There are so many different qualities that you can pick to answer this. A good practice is to pick three of them, before expanding on them and explaining why you have them. Pick any three of the following examples, before explaining why each is necessary for being a good team player. Then try to draw on examples or positions that you have that show you have those three qualities that make you a good team player.
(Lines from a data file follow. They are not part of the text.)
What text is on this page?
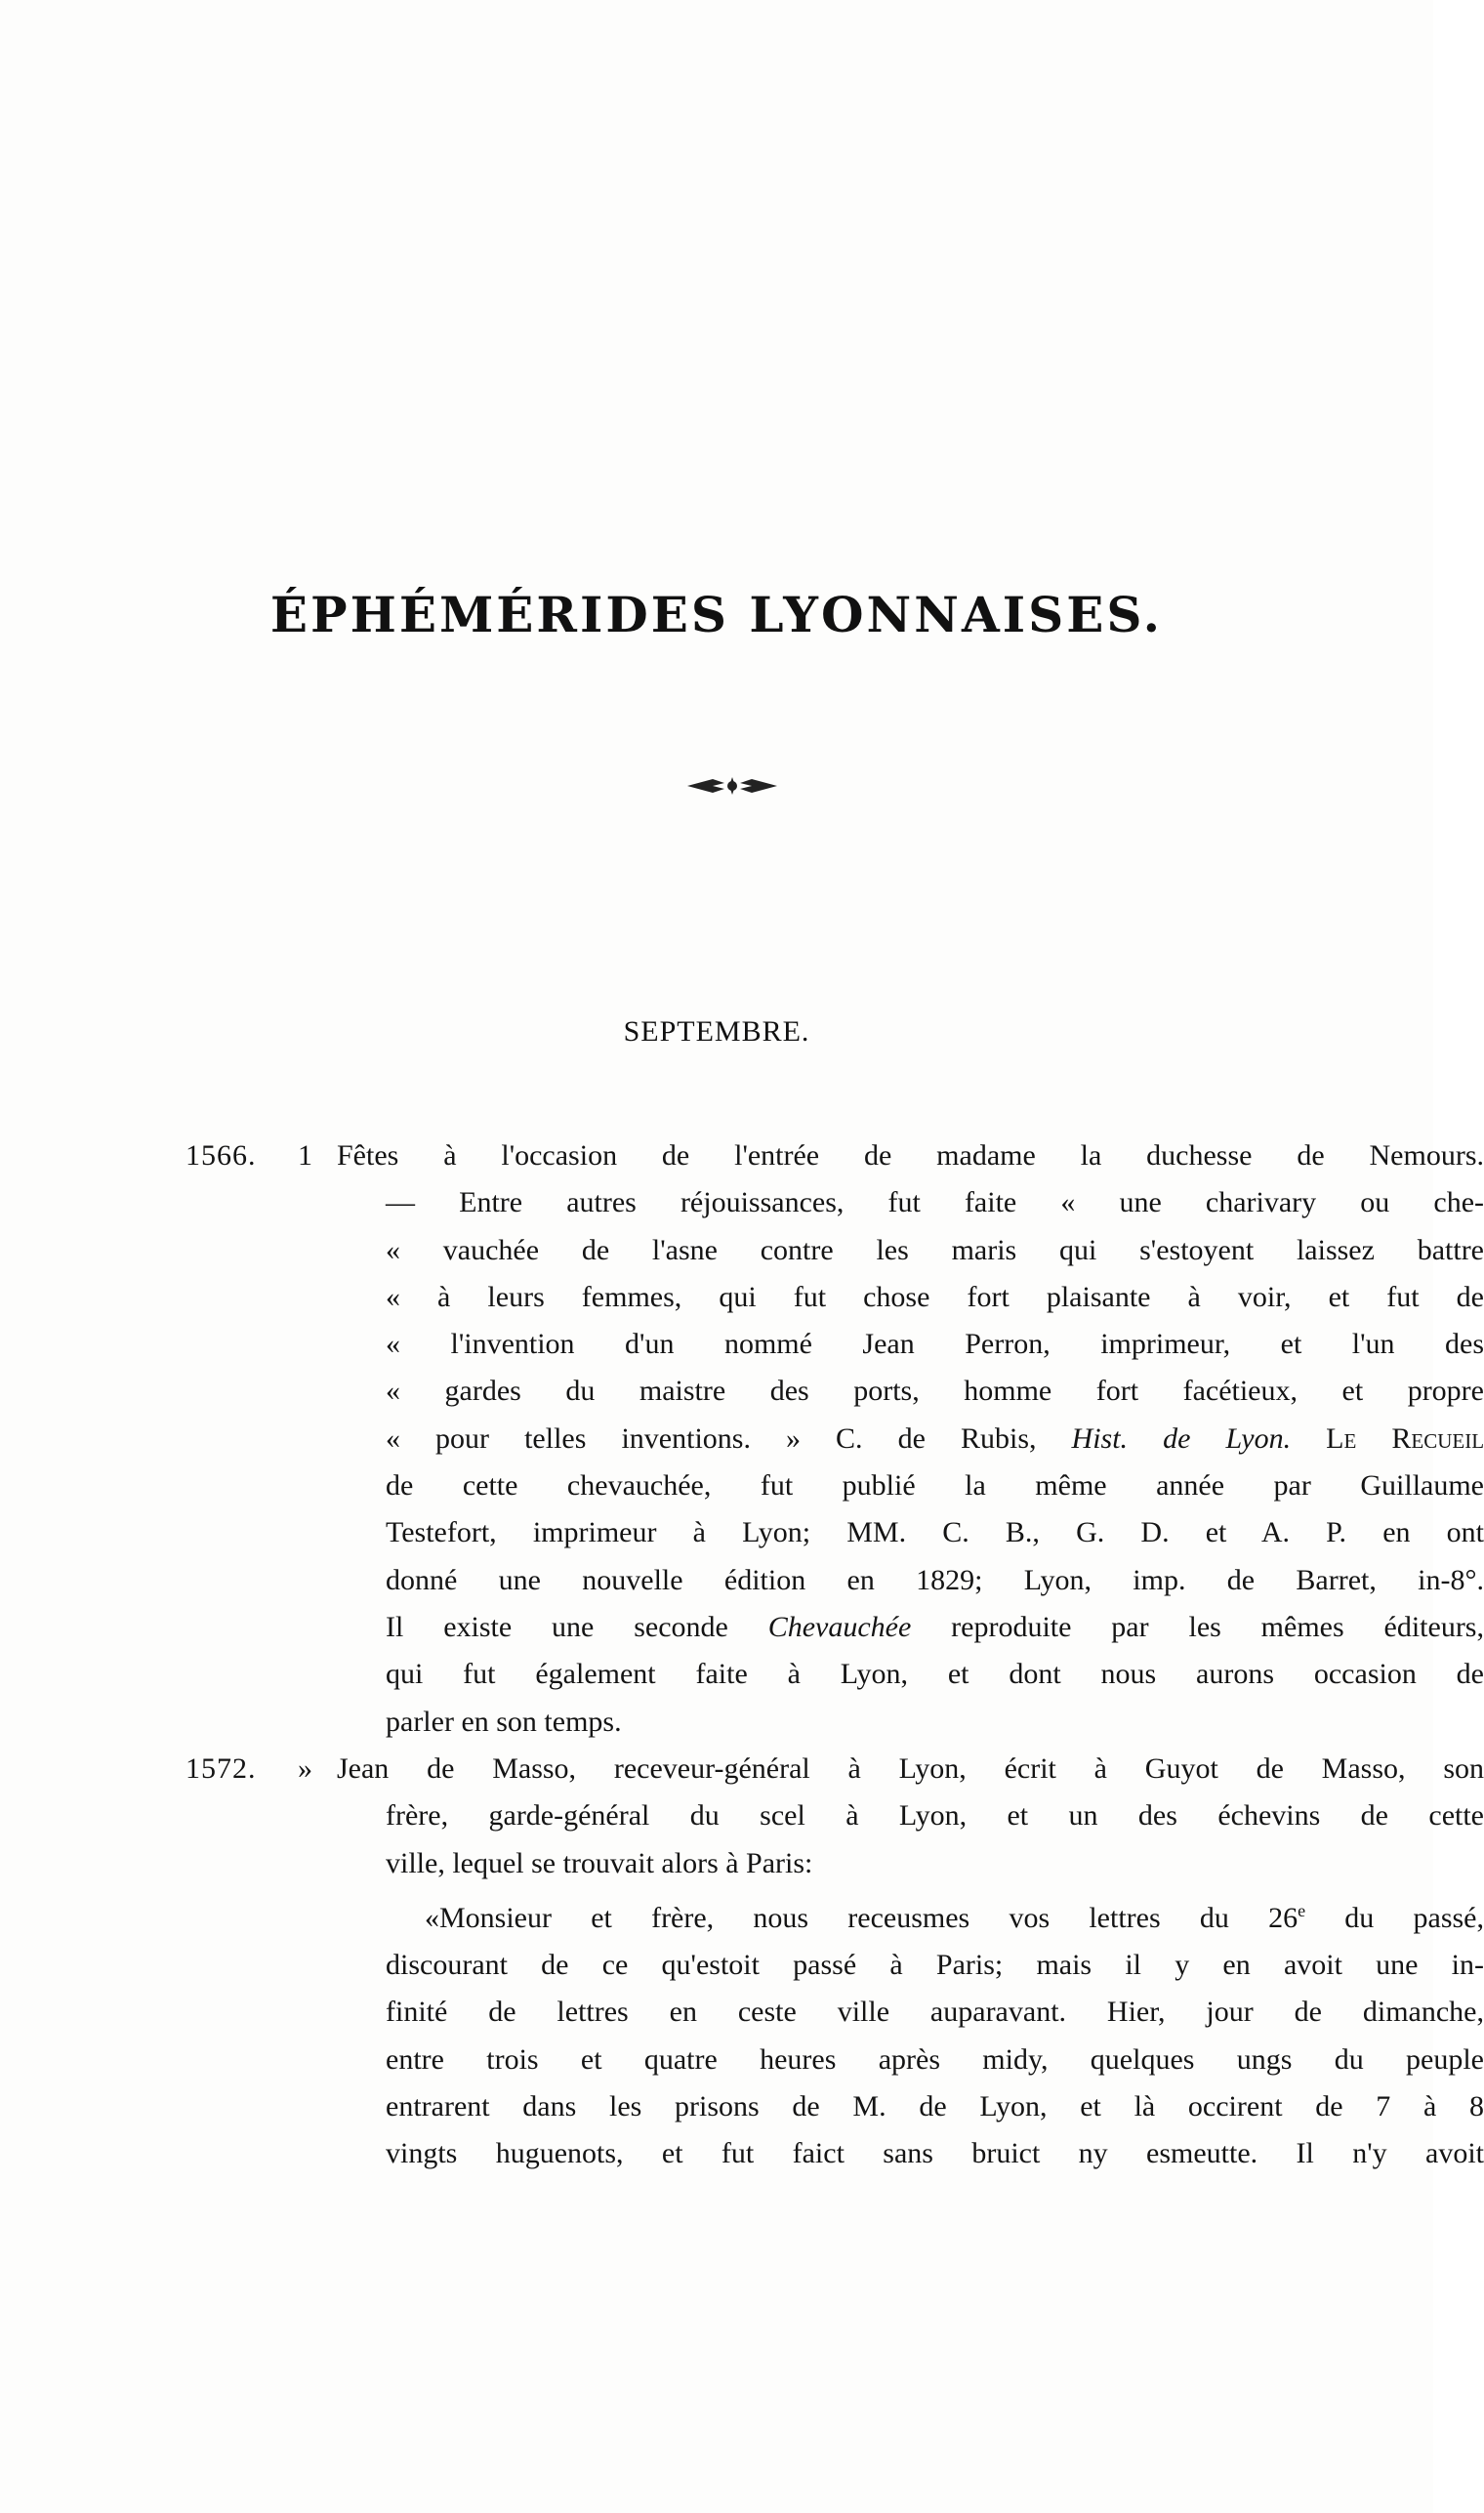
ÉPHÉMÉRIDES LYONNAISES.
SEPTEMBRE.
1566.	1 Fêtes à l'occasion de l'entrée de madame la duchesse de Nemours.
— Entre autres réjouissances, fut faite « une charivary ou che-
« vauchée de l'asne contre les maris qui s'estoyent laissez battre
« à leurs femmes, qui fut chose fort plaisante à voir, et fut de
« l'invention d'un nommé Jean Perron, imprimeur, et l'un des
« gardes du maistre des ports, homme fort facétieux, et propre
« pour telles inventions. » C. de Rubis, Hist. de Lyon. Le Recueil
de cette chevauchée, fut publié la même année par Guillaume
Testefort, imprimeur à Lyon; MM. C. B., G. D. et A. P. en ont
donné une nouvelle édition en 1829; Lyon, imp. de Barret, in-8°.
Il existe une seconde Chevauchée reproduite par les mêmes éditeurs,
qui fut également faite à Lyon, et dont nous aurons occasion de
parler en son temps.
1572.	» Jean de Masso, receveur-général à Lyon, écrit à Guyot de Masso, son
frère, garde-général du scel à Lyon, et un des échevins de cette
ville, lequel se trouvait alors à Paris:
«Monsieur et frère, nous receusmes vos lettres du 26e du passé,
discourant de ce qu'estoit passé à Paris; mais il y en avoit une in-
finité de lettres en ceste ville auparavant. Hier, jour de dimanche,
entre trois et quatre heures après midy, quelques ungs du peuple
entrarent dans les prisons de M. de Lyon, et là occirent de 7 à 8
vingts huguenots, et fut faict sans bruict ny esmeutte. Il n'y avoit
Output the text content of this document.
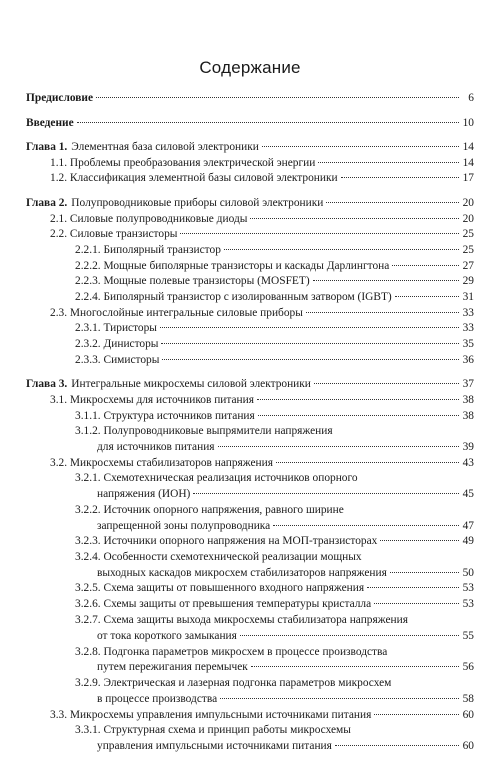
Содержание
Предисловие	6
Введение	10
Глава 1. Элементная база силовой электроники	14
1.1. Проблемы преобразования электрической энергии	14
1.2. Классификация элементной базы силовой электроники	17
Глава 2. Полупроводниковые приборы силовой электроники	20
2.1. Силовые полупроводниковые диоды	20
2.2. Силовые транзисторы	25
2.2.1. Биполярный транзистор	25
2.2.2. Мощные биполярные транзисторы и каскады Дарлингтона	27
2.2.3. Мощные полевые транзисторы (MOSFET)	29
2.2.4. Биполярный транзистор с изолированным затвором (IGBT)	31
2.3. Многослойные интегральные силовые приборы	33
2.3.1. Тиристоры	33
2.3.2. Динисторы	35
2.3.3. Симисторы	36
Глава 3. Интегральные микросхемы силовой электроники	37
3.1. Микросхемы для источников питания	38
3.1.1. Структура источников питания	38
3.1.2. Полупроводниковые выпрямители напряжения
для источников питания	39
3.2. Микросхемы стабилизаторов напряжения	43
3.2.1. Схемотехническая реализация источников опорного
напряжения (ИОН)	45
3.2.2. Источник опорного напряжения, равного ширине
запрещенной зоны полупроводника	47
3.2.3. Источники опорного напряжения на МОП-транзисторах	49
3.2.4. Особенности схемотехнической реализации мощных
выходных каскадов микросхем стабилизаторов напряжения	50
3.2.5. Схема защиты от повышенного входного напряжения	53
3.2.6. Схемы защиты от превышения температуры кристалла	53
3.2.7. Схема защиты выхода микросхемы стабилизатора напряжения
от тока короткого замыкания	55
3.2.8. Подгонка параметров микросхем в процессе производства
путем пережигания перемычек	56
3.2.9. Электрическая и лазерная подгонка параметров микросхем
в процессе производства	58
3.3. Микросхемы управления импульсными источниками питания	60
3.3.1. Структурная схема и принцип работы микросхемы
управления импульсными источниками питания	60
End by explaining how this links towards veterinary medicine or being a good vet.
 

  • Adaptable

  • Creative

  • Enthusiastic

  • Good listener

  • Hard-working

  • Integrity and honesty

  • Punctual

  • Reliable

  • Responsible

  • Self-disciplined and self-aware of one’s own abilities and limitations

  • Communicates constructively and keeps the team informed about updates and progress

  • Shares ideas and contributes to the team

  • Takes responsibility and ownership for their role

  • Accepts and learns from constructive criticism

  • Gives positive and constructive feedback to others

  • Knows when to seek help

  • Welcomes help from others when needed

  • Committed to the team

  • Promotes a positive attitude within the team

  • Rises above any differences or disagreements with other team members to ensure the best outcome for the entire team


We would recommend picking a few of the examples above and using some of the suggested frame works to help mould your vet interview question and answer practice and preparation material.